Microsoft did use some pretty sneaky tactics there, for a bit. For example when they changed the [X] close gadget to an "implied consent" to allow the upgrade to proceed. Even they admit that was a "poor decision" on their part.
Still not the same as "forcing" someone, however.
Both systems were running windows 8 and 7 when they went to bed and both had 10 when they woke up, no prompting. And I had did some of the "prevent windows 10" but I hadn't had a chance to see if there were any new methods to prevent the windows 10 upgrade that day.
I don't know, I have very little sympathy for someone who says that their computer runs poorly. Or their car, or the plumbing in their house, or anything else, for that matter. Take the time to understand it and make it better. That's the whole "if you want something done right do it yourself" attitude, lol. :lol:
Thats why I went OS. I can't fix some of windows issues without the source.
I opened a ticket with MS on typeperf.exe. In windows 2000 it was a resource kit tool. It was bundled as part of the OS in server 2003 so it then became officially supported. If you call the cpu % utilization with an * for the CPU/Core # it will sometimes give a - number. I was able to duplicate it and opened a case and MS decided to not fix it instead giving a workaround. So I provided the workaround to the monitoring team and for the next couple years they hated me because every time they put an invalid cpu % utilization ticket in my queue I'd send it right back to them with MS's workaround (which wasn't feasible to implement BTW).
My point is that every 'fault' of open source is in reality a 'fault' with software development in general no matter if the source is opened or closed.

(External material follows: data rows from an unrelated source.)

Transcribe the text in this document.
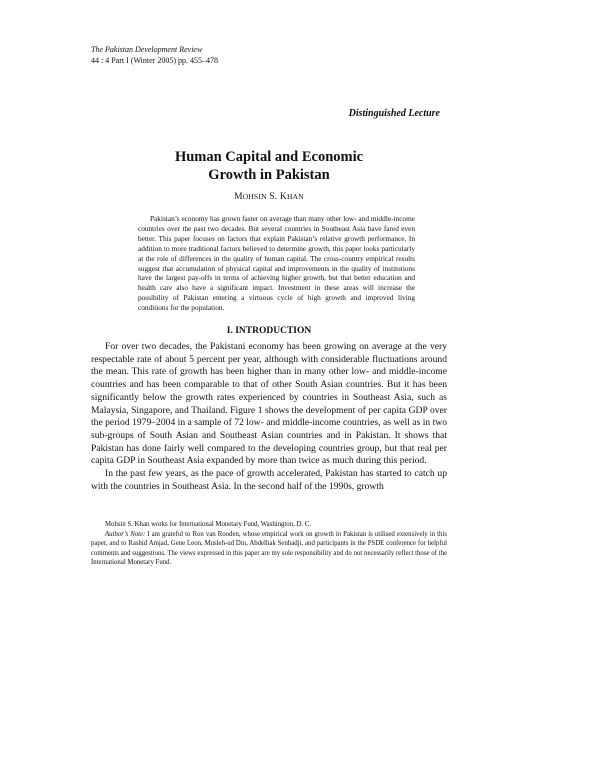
The Pakistan Development Review
44 : 4 Part I (Winter 2005) pp. 455–478
Distinguished Lecture
Human Capital and Economic
Growth in Pakistan
MOHSIN S. KHAN

Pakistan’s economy has grown faster on average than many other low- and middle-income countries over the past two decades. But several countries in Southeast Asia have fared even better. This paper focuses on factors that explain Pakistan’s relative growth performance. In addition to more traditional factors believed to determine growth, this paper looks particularly at the role of differences in the quality of human capital. The cross-country empirical results suggest that accumulation of physical capital and improvements in the quality of institutions have the largest pay-offs in terms of achieving higher growth, but that better education and health care also have a significant impact. Investment in these areas will increase the possibility of Pakistan entering a virtuous cycle of high growth and improved living conditions for the population.

I. INTRODUCTION

For over two decades, the Pakistani economy has been growing on average at the very respectable rate of about 5 percent per year, although with considerable fluctuations around the mean. This rate of growth has been higher than in many other low- and middle-income countries and has been comparable to that of other South Asian countries. But it has been significantly below the growth rates experienced by countries in Southeast Asia, such as Malaysia, Singapore, and Thailand. Figure 1 shows the development of per capita GDP over the period 1979–2004 in a sample of 72 low- and middle-income countries, as well as in two sub-groups of South Asian and Southeast Asian countries and in Pakistan. It shows that Pakistan has done fairly well compared to the developing countries group, but that real per capita GDP in Southeast Asia expanded by more than twice as much during this period.

In the past few years, as the pace of growth accelerated, Pakistan has started to catch up with the countries in Southeast Asia. In the second half of the 1990s, growth

Mohsin S. Khan works for International Monetary Fund, Washington, D. C.

Author’s Note: I am grateful to Ron van Rooden, whose empirical work on growth in Pakistan is utilised extensively in this paper, and to Rashid Amjad, Gene Leon, Musleh-ud Din, Abdelhak Senhadji, and participants in the PSDE conference for helpful comments and suggestions. The views expressed in this paper are my sole responsibility and do not necessarily reflect those of the International Monetary Fund.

For every open source developer that doesn't value their users input there are just as many that do. Likewise there are close source developers who think they know what the end users needs/wants better than what their users do (Apple/Microsoft).
I seem to recall Commodore developers were often called out for not listening to what their users needed/wanted. But when it comes down to it if you get stuck with a close source package that has unresponsive developers your stuck. If you use an open source package and the developers are unresponsive then you can simply say fork it and make it the way you think it should be. You don't have that option with close source.
I wish they would just OS the code and let us work on it. For now AROS is the next best and when I don't have an application in AROS I need Linux works best. I don't have to check for the daily trick to prevent upgrade with either.